Image: Stefan Sauer/dpa/picture alliance
SPD-Green Party (1998-2005 )
In 1998, the CDU/CSU lost a general election and SPD candidate Gerhard Schröder (left) became chancellor, heading a center-left government with the Green Party. Joschka Fischer of the Greens took over the Foreign Ministry.
Image: Andreas Altwein/dpa/picture-alliance
CDU-DSU-Democratic Awakening (1990)
Shortly after the fall of the Berlin Wall, East Germany held its first free election. The Christian Democrats under Lothar de Maiziere took over 40% of the vote. They went into coalition with two small parties: German Social Union and Democratic Awakening, whose members included one Angela Merkel. In October that year, the government signed the reunification treaty with West Germany.
Image: Wolfgang Kumm/dpa/picture alliance
CDU/CSU-FDP (1982-1998)
The friendship between the SPD and FDP ended as the two parties' differing ideologies became irreconcilable in the early 1980s. The liberals again switched sides, seeking a deal with the conservatives. They formed a new CDU/CSU-FDP coalition under the leadership of Helmut Kohl (pictured), who remained chancellor for 16 years until well after German reunification.
SPD-FDP (1969-1982)
Willy Brandt (left) became Germany's first Social Democratic chancellor in the postwar period. The CDU/CSU was the strongest party, but Brandt struck a deal with the FDP to secure a narrow majority in the Bundestag. This wouldn't be the last time the FDP would be called out for a lack of loyalty. In 1974, Brandt was replaced by Helmut Schmidt (right), who went on to win two more elections.

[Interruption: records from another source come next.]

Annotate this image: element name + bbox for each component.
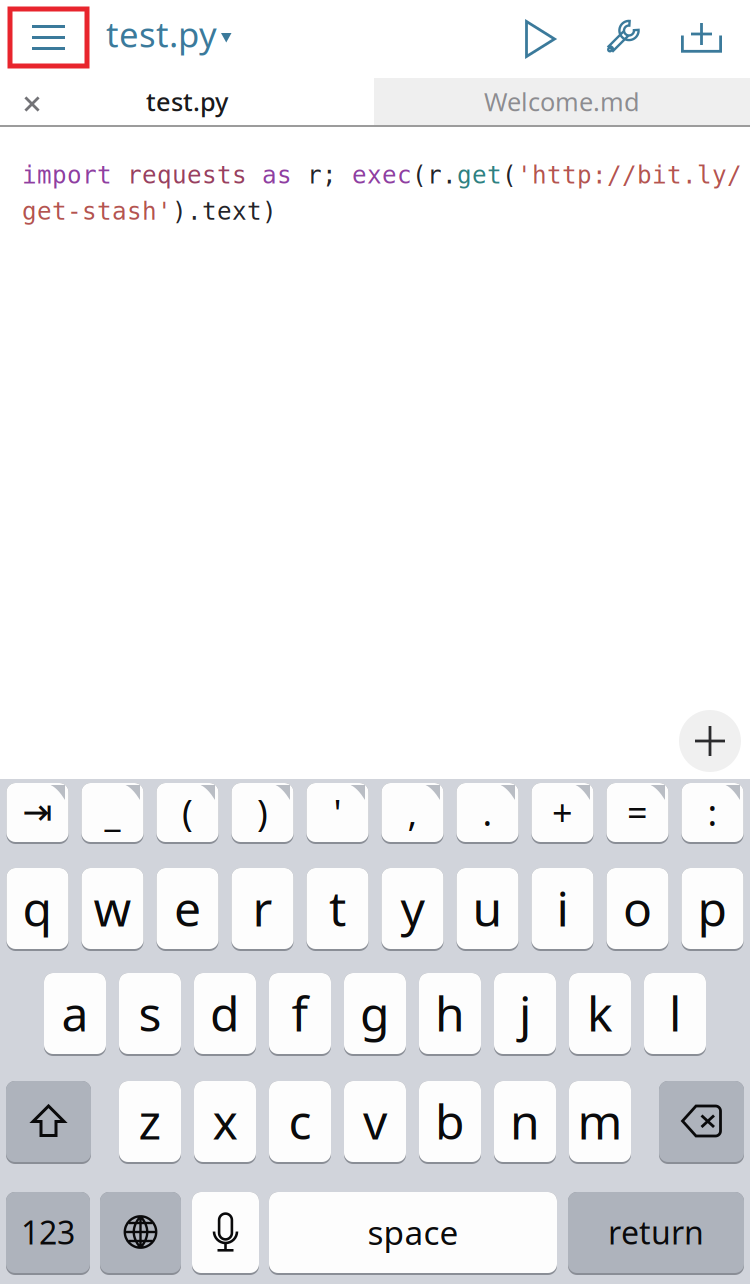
staticText: i	[556, 876, 568, 940]
staticText: e	[174, 876, 201, 940]
staticText: test.py	[106, 11, 217, 57]
button[interactable]: c	[269, 1081, 331, 1164]
button[interactable]: z	[119, 1081, 181, 1164]
staticText: g	[360, 981, 390, 1045]
button[interactable]: b	[419, 1081, 481, 1164]
button[interactable]: k	[569, 973, 631, 1056]
staticText: k	[587, 981, 613, 1045]
staticText: j	[519, 981, 531, 1045]
staticText: r;	[307, 161, 352, 189]
button[interactable]: y	[382, 868, 444, 951]
staticText: u	[472, 876, 502, 940]
staticText: Welcome.md	[484, 85, 640, 118]
staticText: ,	[408, 788, 418, 836]
button[interactable]: :	[682, 783, 744, 844]
button[interactable]: w	[82, 868, 144, 951]
button[interactable]: x	[194, 1081, 256, 1164]
button[interactable]: Menu	[10, 9, 87, 66]
button[interactable]: Next keyboard	[100, 1192, 181, 1275]
button[interactable]: Welcome.md	[374, 78, 750, 125]
staticText: (	[182, 788, 193, 836]
staticText: q	[22, 876, 52, 940]
button[interactable]: q	[6, 868, 68, 951]
button[interactable]: f	[269, 973, 331, 1056]
button[interactable]: m	[569, 1081, 631, 1164]
button[interactable]: u	[456, 868, 518, 951]
button[interactable]: s	[119, 973, 181, 1056]
button[interactable]: Dictate	[192, 1192, 259, 1275]
button[interactable]: Delete	[659, 1081, 744, 1164]
staticText: a	[62, 981, 88, 1045]
staticText: b	[435, 1089, 465, 1153]
button[interactable]: g	[344, 973, 406, 1056]
button[interactable]: 123	[6, 1192, 90, 1275]
staticText: y	[400, 876, 424, 940]
staticText: )	[257, 788, 268, 836]
staticText: o	[623, 876, 652, 940]
staticText: space	[368, 1210, 458, 1254]
staticText: n	[510, 1089, 540, 1153]
staticText: m	[578, 1089, 622, 1153]
button[interactable]: d	[194, 973, 256, 1056]
staticText: 123	[21, 1211, 75, 1253]
staticText: v	[363, 1089, 387, 1153]
button[interactable]: )	[232, 783, 294, 844]
button[interactable]: v	[344, 1081, 406, 1164]
staticText: get-stash'	[22, 197, 172, 225]
button[interactable]: space	[269, 1192, 557, 1275]
staticText: _	[104, 788, 120, 836]
button[interactable]: Shift	[6, 1081, 91, 1164]
button[interactable]: test.py	[106, 13, 256, 55]
staticText: :	[708, 788, 718, 836]
button[interactable]: a	[44, 973, 106, 1056]
button[interactable]: ,	[382, 783, 444, 844]
button[interactable]: +	[532, 783, 594, 844]
staticText: ⇥	[22, 792, 52, 832]
button[interactable]: i	[532, 868, 594, 951]
button[interactable]: h	[419, 973, 481, 1056]
staticText: f	[292, 981, 308, 1045]
staticText: 'http://bit.ly/	[517, 161, 742, 189]
staticText: w	[94, 876, 132, 940]
button[interactable]: e	[156, 868, 218, 951]
button[interactable]: n	[494, 1081, 556, 1164]
staticText: +	[552, 788, 573, 836]
button[interactable]: ⇥	[6, 783, 68, 844]
staticText: (r.	[412, 161, 457, 189]
staticText: ).text)	[172, 197, 277, 225]
button[interactable]: o	[606, 868, 668, 951]
button[interactable]: Run	[525, 20, 556, 58]
button[interactable]: (	[156, 783, 218, 844]
button[interactable]: t	[306, 868, 368, 951]
staticText: s	[138, 981, 162, 1045]
staticText: d	[210, 981, 240, 1045]
button[interactable]: r	[232, 868, 294, 951]
button[interactable]: Close tab	[24, 96, 40, 112]
staticText: (	[502, 161, 517, 189]
button[interactable]: '	[306, 783, 368, 844]
button[interactable]: =	[606, 783, 668, 844]
button[interactable]: Tools	[602, 19, 641, 57]
staticText: return	[608, 1211, 704, 1253]
button[interactable]: New file	[681, 23, 722, 53]
staticText: x	[212, 1089, 238, 1153]
button[interactable]: .	[456, 783, 518, 844]
staticText: t	[329, 876, 346, 940]
button[interactable]: test.py	[0, 78, 374, 125]
button[interactable]: Insert snippet	[679, 710, 741, 772]
button[interactable]: j	[494, 973, 556, 1056]
staticText: as	[262, 161, 292, 189]
staticText: import	[22, 161, 112, 189]
staticText: h	[435, 981, 465, 1045]
button[interactable]: return	[568, 1192, 744, 1275]
staticText: z	[138, 1089, 162, 1153]
button[interactable]: l	[644, 973, 706, 1056]
staticText: get	[457, 161, 502, 189]
button[interactable]: p	[682, 868, 744, 951]
staticText: exec	[352, 161, 412, 189]
button[interactable]: _	[82, 783, 144, 844]
staticText: requests	[127, 161, 247, 189]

Image: Sammy Minkoff/picture alliance
CDU/CSU - SPD (1966-1969)
The first-ever "grand coalition" was not the product of an election. Ludwig Erhard was re-elected in 1965 and continued to rule alongside the FDP who left the government in the following year over budget disputes. Erhard also resigned and Kurt Kiesinger (center) was chosen to take over. With the FDP out, he governed with the center-left Social Democrats, led by Willy Brandt.
Image: UPI/dpa/picture-alliance
CDU/CSU-FDP (1961-1966)
After four years of ruling West Germany on their own between 1957 and 1961, the conservatives lost their majority in the Bundestag and were forced to enter into coalition with the Free Democrats again. Adenauer resigned in 1963 for his part in the so-called "Spiegel" scandal. His economic affairs minister, Ludwig Erhard (left), was elected by parliament to take over.
Image: Alfred Hennig/dpa/picture-alliance
CDU/CSU-FDP-DP (1949-1961)
The first democratic government to govern West Germany since the end of World War II saw Christian Democratic Union leader Konrad Adenauer form a governing coalition with the Free Democrats and the German Party (a now-defunct national conservative party). It had a very slim majority. Small coalition partners fell by the wayside, eventually leaving the CDU/CSU to govern alone.